Cornflower quotes Iris Murdoch on London in the summer, and reminds me of two or three wonderful passages about London from favourite authors of mine.
First, Powell in Temporary Kings:
How unchanged remains the French view of English life - phlegmatic, sadistic aristocrats, moving coldly and silently from one atrocity to another through the fogs of le Hyde Park and les Jardins de Kensington.
Then T S Eliot in The Love Song of J Alfred Prufrock:
The yellow fog that rubs its back upon the window-panes,
The yellow smoke that rubs its muzzle on the window-panes
Licked its tongue into the corners of the evening,
Lingered upon the pools that stand in drains,
Let fall upon its back the soot that falls from chimneys,
Slipped by the terrace, made a sudden leap,
And seeing that it was a soft October night,
Curled once about the house, and fell asleep.

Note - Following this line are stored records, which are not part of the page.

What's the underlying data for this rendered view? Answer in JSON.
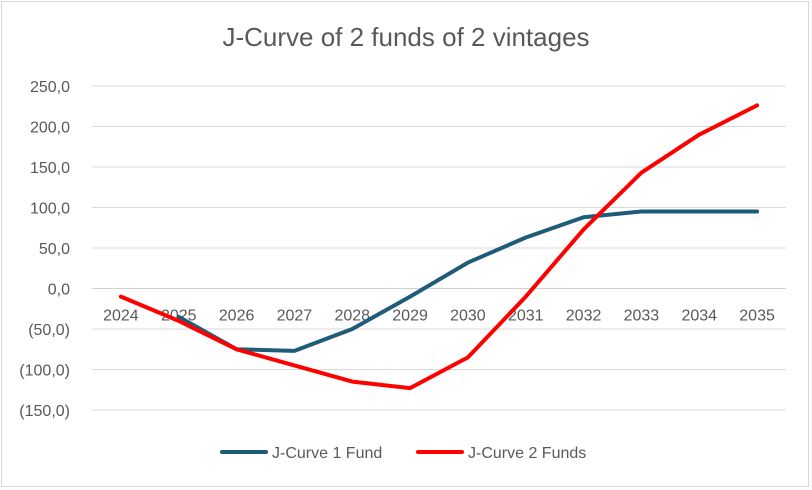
{
  "chart_data": {
    "type": "line",
    "title": "J-Curve of 2 funds of 2 vintages",
    "xlabel": "",
    "ylabel": "",
    "categories": [
      "2024",
      "2025",
      "2026",
      "2027",
      "2028",
      "2029",
      "2030",
      "2031",
      "2032",
      "2033",
      "2034",
      "2035"
    ],
    "y_ticks": [
      "250,0",
      "200,0",
      "150,0",
      "100,0",
      "50,0",
      "0,0",
      "(50,0)",
      "(100,0)",
      "(150,0)"
    ],
    "ylim": [
      -150,
      250
    ],
    "grid": true,
    "legend": "bottom",
    "series": [
      {
        "name": "J-Curve 1 Fund",
        "color": "#1f5c7a",
        "values": [
          null,
          -35,
          -75,
          -77,
          -50,
          -10,
          32,
          63,
          88,
          95,
          95,
          95
        ]
      },
      {
        "name": "J-Curve 2 Funds",
        "color": "#ff0000",
        "values": [
          -10,
          -40,
          -75,
          -95,
          -115,
          -123,
          -85,
          -10,
          73,
          143,
          190,
          226
        ]
      }
    ]
  }
}
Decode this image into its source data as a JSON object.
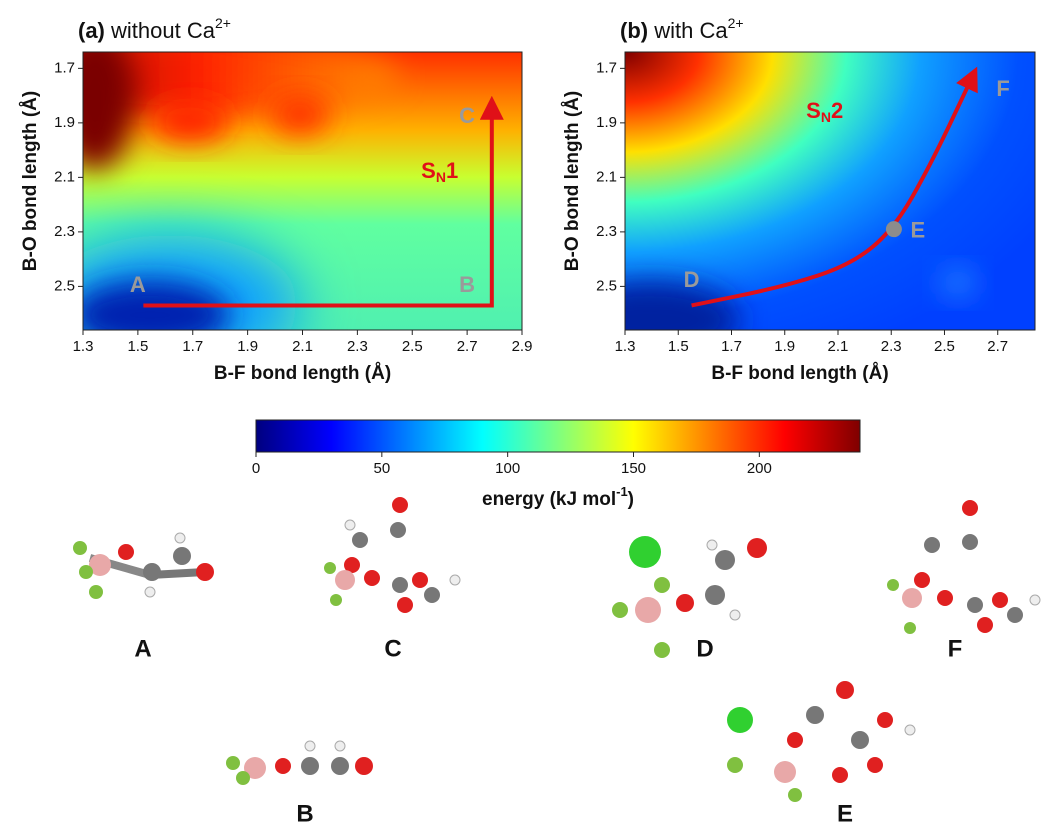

And then, the magnificent Lugg in Margery Allingham's Tiger In The Smoke:
The fog was now at its worst, rolling up from the river dense as a featherbed. It hung between street lamp and street lamp in blinding and abominable folds ... [whilst driving the car] Lugg manoeuvred into Park Lane and sat on the tail of a late bus for Victoria. "I could do with with a spot of p and q in a padded cell myself. That was Marble Arch I was 'ootin' at. I thought she was taking her time."
By the way, the title comes from the nickname of the thick, choking fogs of coal-burning London - "a London peculiar".